Monday, July 17, 2006

Sales Clerks

Tyler Cowen likes "stupid" sales clerks, apparently on the theory that they will at least direct you to the right location without wasting time.

Hmm. Not sure about this. My worst sales clerk experience was as follows: I was in Half-Price Books in Dallas. (A great store, by the way: I've never seen any other bookstore that was literally about the size of a grocery store.)

Anyway, I was looking for Edward Gibbon's Decline and Fall of the Roman Empire, which my father wanted for a birthday present. After being unable to find it in what seemed the most relevant section (I think it was "Roman History" or "Ancient History"), I asked a sales clerk.
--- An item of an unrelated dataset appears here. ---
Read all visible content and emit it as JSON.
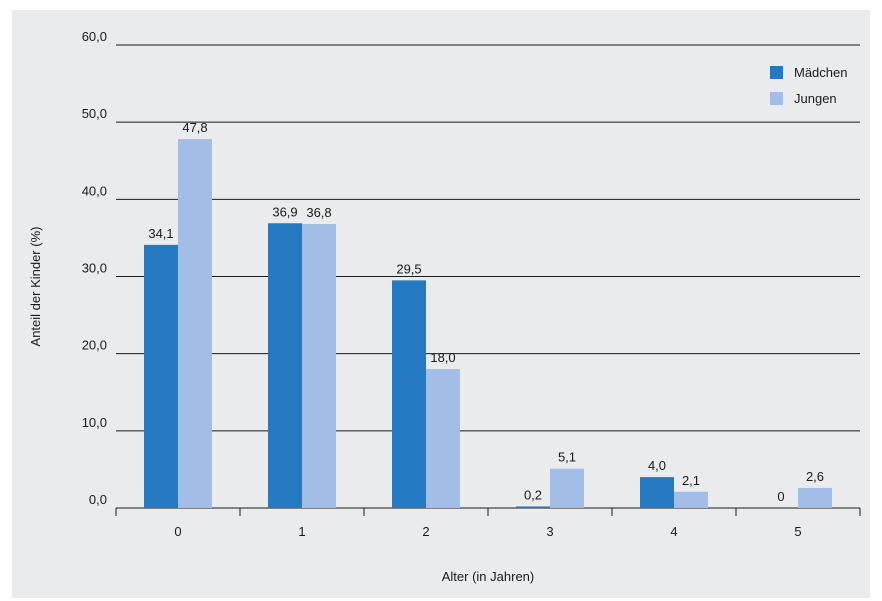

Without checking his computer, he said, "I think I know where that is." Then he proceeded to walk with me to . . . the section on Nineteenth-Century America.

As he started studying the shelves, I politely mentioned the title of the book again: "I've been having a hard time finding 'The Decline and Fall of the Roman Empire." Then something clicked in his head, he stood upright, and said, "Aha, we're in the wrong place. I know where it is." So we started walking across the store. I was a bit puzzled, because we seemed to be heading clear away from any of the history sections. But I thought that maybe the book was in a special section or something.

Finally we arrived --- at a fiction section devoted to romance novels. He told me to look for the author's last name. Rather than point out that Gibbons was not a romance novelist, I decided it was hopeless, and pretended to examine a few book spines while he walked away. Then, as I recall, I went home and ordered the book online.